LANGSUNG. CO. ID – BANDUNG. Pemerintah Jawa Barat mulai menerapkan sanksi administratif untuk pelanggar adat kesehatan pencegahan penularan virus corona (Covid-19).

Hal tersebut disampaikan oleh Gubernur Jawa Barat Ridwan Kamil saat kunjungan Kepala Joko Widodo. Ridwan menyampaikan kalau 50% masyarakat Jawa Barat sedang belum mengenakan masker.

Baca Juga: Erick Thohir sampaikan rasa bangga pada BUMN atas capaian uji klinis vaksin

“Kami sudah melakukan sanksi administratif sebagai opsi terakhir dalam penegakan disiplin, ” ujar Ridwan melaporkan kepada Jokowi, Selasa (11/8).

Ridwan menegaskan bahwa bangsa perlu untuk diberikan pemahaman terpaut penggunaan masker. Ia menjelaskan memerosokkan pemahaman bahwa masker bisa mencegah penularan Covid-19 seperti Pembatasan Baik Berskala Besar (PSBB) atau lockdown .
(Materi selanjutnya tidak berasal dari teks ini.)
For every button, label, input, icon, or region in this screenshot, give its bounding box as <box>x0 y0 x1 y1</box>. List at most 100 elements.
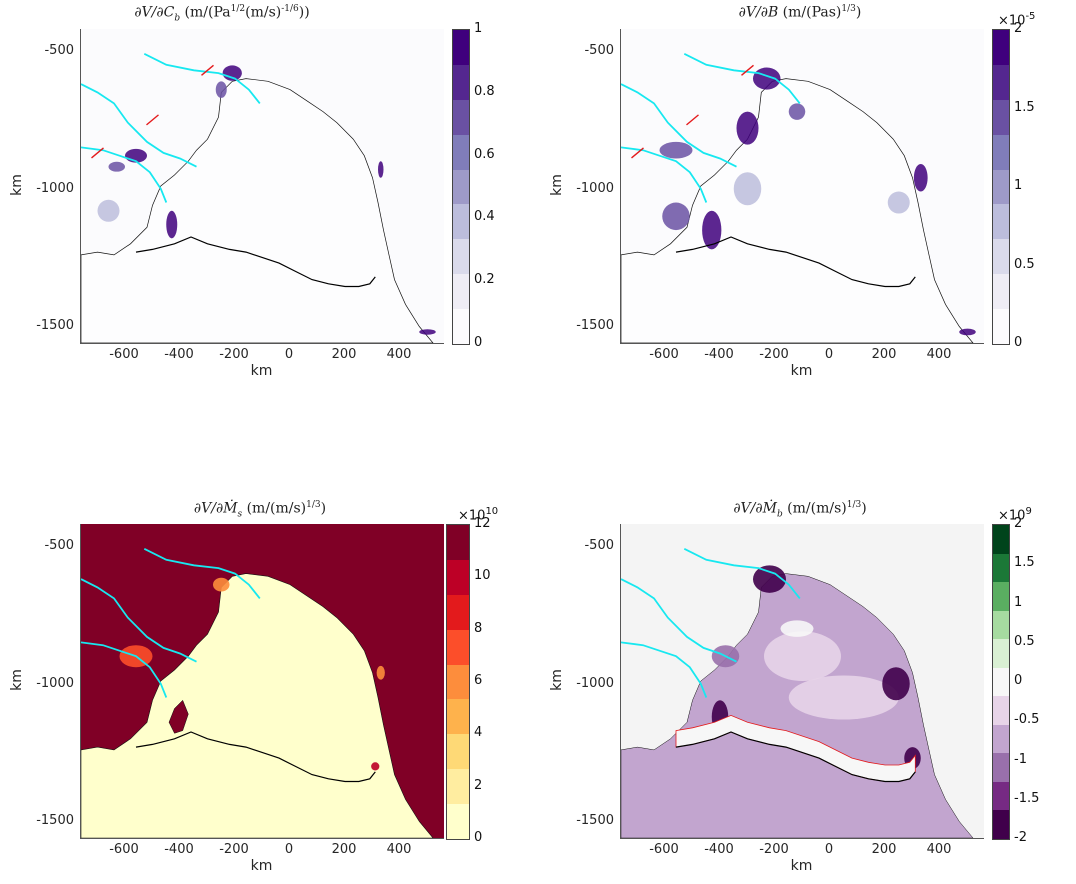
colorbar-segment <box>993 781 1009 811</box>
colorbar-segment <box>453 309 469 344</box>
sensitivity-region <box>378 161 384 178</box>
gate-marker <box>741 64 754 76</box>
colorbar-tick-label: 0.2 <box>474 272 495 288</box>
colorbar-tick-label: 2 <box>1014 21 1023 36</box>
x-tick-label: 200 <box>871 842 897 857</box>
colorbar-segment <box>447 734 469 770</box>
x-tick-label: -600 <box>109 842 139 857</box>
colorbar-tick-label: 0.5 <box>1014 256 1035 272</box>
colorbar-tick-label: 0 <box>1014 673 1023 688</box>
colorbar-tick-label: -1.5 <box>1014 790 1040 806</box>
x-tick-label: -200 <box>219 347 249 362</box>
flowline <box>143 547 261 599</box>
y-tick-label: -1500 <box>36 813 74 829</box>
colorbar-segment <box>453 274 469 310</box>
ice-shelf <box>621 78 974 343</box>
colorbar-segment <box>993 309 1009 344</box>
colorbar-segment <box>453 204 469 240</box>
plot-area <box>620 524 984 839</box>
colorbar <box>992 524 1010 840</box>
colorbar-tick-label: 6 <box>474 673 483 688</box>
map-svg <box>621 547 974 838</box>
x-tick-label: 200 <box>331 347 357 362</box>
flowline <box>81 83 197 168</box>
colorbar-segment <box>453 169 469 205</box>
y-tick-label: -1000 <box>576 180 614 196</box>
ice-shelf <box>81 78 434 343</box>
y-axis-label: km <box>9 174 25 196</box>
colorbar-exponent: ×109 <box>998 506 1032 524</box>
x-tick-label: 400 <box>386 842 412 857</box>
x-axis-label: km <box>790 363 813 379</box>
sensitivity-region <box>419 329 436 335</box>
colorbar-tick-label: 0 <box>1014 335 1023 350</box>
sensitivity-region <box>662 202 690 231</box>
ice-shelf <box>81 573 434 838</box>
sensitivity-region <box>702 210 722 250</box>
colorbar-tick-label: -2 <box>1014 830 1027 845</box>
colorbar-segment <box>993 696 1009 725</box>
sensitivity-region <box>788 675 899 720</box>
colorbar-tick-label: 1.5 <box>1014 555 1035 571</box>
y-tick-label: -500 <box>44 43 74 59</box>
colorbar-segment <box>447 664 469 700</box>
colorbar-tick-label: 4 <box>474 725 483 741</box>
colorbar-segment <box>453 30 469 65</box>
grounding-line <box>135 236 376 288</box>
grounding-line <box>135 731 376 783</box>
sensitivity-region <box>736 111 759 145</box>
plot-area <box>80 29 444 344</box>
x-tick-label: -600 <box>649 842 679 857</box>
y-tick-label: -1500 <box>576 318 614 334</box>
map-svg <box>621 52 976 343</box>
chart-title: ∂V/∂B (m/(Pas)1/3) <box>738 4 862 21</box>
flowline <box>683 547 801 599</box>
x-tick-label: -200 <box>759 347 789 362</box>
gate-marker <box>686 114 699 126</box>
colorbar-segment <box>993 525 1009 554</box>
ice-rise <box>168 699 189 734</box>
sensitivity-region <box>376 665 385 680</box>
colorbar-tick-label: 0.6 <box>474 146 495 162</box>
sensitivity-region <box>764 631 841 681</box>
plot-area <box>620 29 984 344</box>
grounding-line <box>675 731 916 783</box>
colorbar-segment <box>447 804 469 839</box>
x-axis-label: km <box>250 363 273 379</box>
x-tick-label: -400 <box>164 842 194 857</box>
colorbar-segment <box>993 610 1009 640</box>
colorbar <box>992 29 1010 345</box>
y-tick-label: -1500 <box>576 813 614 829</box>
y-axis-label: km <box>549 174 565 196</box>
colorbar-segment <box>993 667 1009 697</box>
x-tick-label: 200 <box>331 842 357 857</box>
colorbar-segment <box>453 239 469 275</box>
x-tick-label: 0 <box>824 347 834 362</box>
colorbar-segment <box>447 525 469 560</box>
colorbar-tick-label: 1 <box>474 21 483 36</box>
colorbar-segment <box>993 99 1009 135</box>
colorbar-tick-label: 0 <box>474 830 483 845</box>
colorbar-segment <box>447 769 469 805</box>
y-tick-label: -500 <box>44 538 74 554</box>
x-tick-label: -400 <box>164 347 194 362</box>
flowline <box>621 83 737 168</box>
x-tick-label: 0 <box>824 842 834 857</box>
y-axis-label: km <box>9 669 25 691</box>
sensitivity-region <box>215 81 227 98</box>
sensitivity-region <box>166 210 178 239</box>
colorbar-segment <box>447 594 469 630</box>
sensitivity-region <box>108 161 125 172</box>
colorbar-segment <box>447 629 469 665</box>
grounding-line <box>675 236 916 288</box>
x-axis-label: km <box>790 858 813 874</box>
x-tick-label: -200 <box>219 842 249 857</box>
sensitivity-region <box>788 103 806 120</box>
gate-marker <box>91 147 104 159</box>
colorbar-segment <box>447 699 469 735</box>
plot-area <box>80 524 444 839</box>
colorbar-tick-label: 0.4 <box>474 209 495 225</box>
x-tick-label: -200 <box>759 842 789 857</box>
x-tick-label: 0 <box>284 347 294 362</box>
x-tick-label: 400 <box>386 347 412 362</box>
Namun, bila lockdown akan membuat berhentinya seluruh aktivitas termasuk juga kegiatan ekonomi. Pemahaman tersebut akan menjelma pertimbangan bagi masyarakat. “Maka anutan itu saya sampai sok kalau mau tidak lockdown atau PSBB lagi cuma satu, memakai masker, ” terang Ridwan.
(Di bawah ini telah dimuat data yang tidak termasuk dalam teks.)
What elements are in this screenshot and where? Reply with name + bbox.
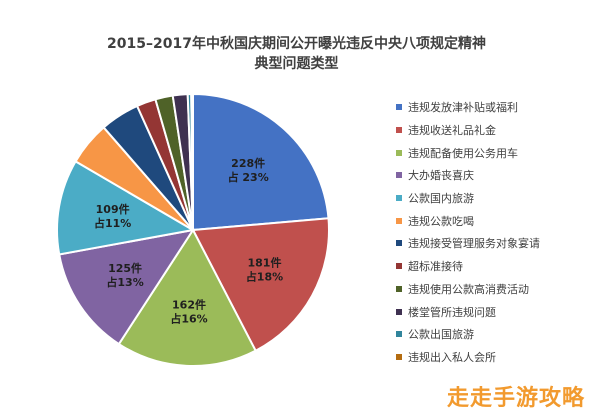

Bekas Walikota Bandung itu pun memberikan efek dari sosialisasi tersebut kepada menurunnya ketidakdisiplinan. Ia bilang berdasarkan kasat mata dalam razia terakhir cuma 20% hingga 30% orang yang tidak mengenakan masker.

Baca Juga: Jumlah tes PCR sedang minim, Kang Emil usul ke Jokowi untuk kerja sama secara swasta

Pada Jawa Barat juga masker langsung dibagikan kepada masyarakat untuk mendorong kepatuhan. Ridwan menjelaskan total negeri provinsi telah membagikan 18 juta masker kepada masyarakat.

Sebagai informasi berdasarkan data Satgas Penanganan Covid-19 terdapat 7. 599 kasus positif di Jawa Barat. Dari angka tersebut terdapat 4. 444 pasien sembuh dan 228 penderita meninggal.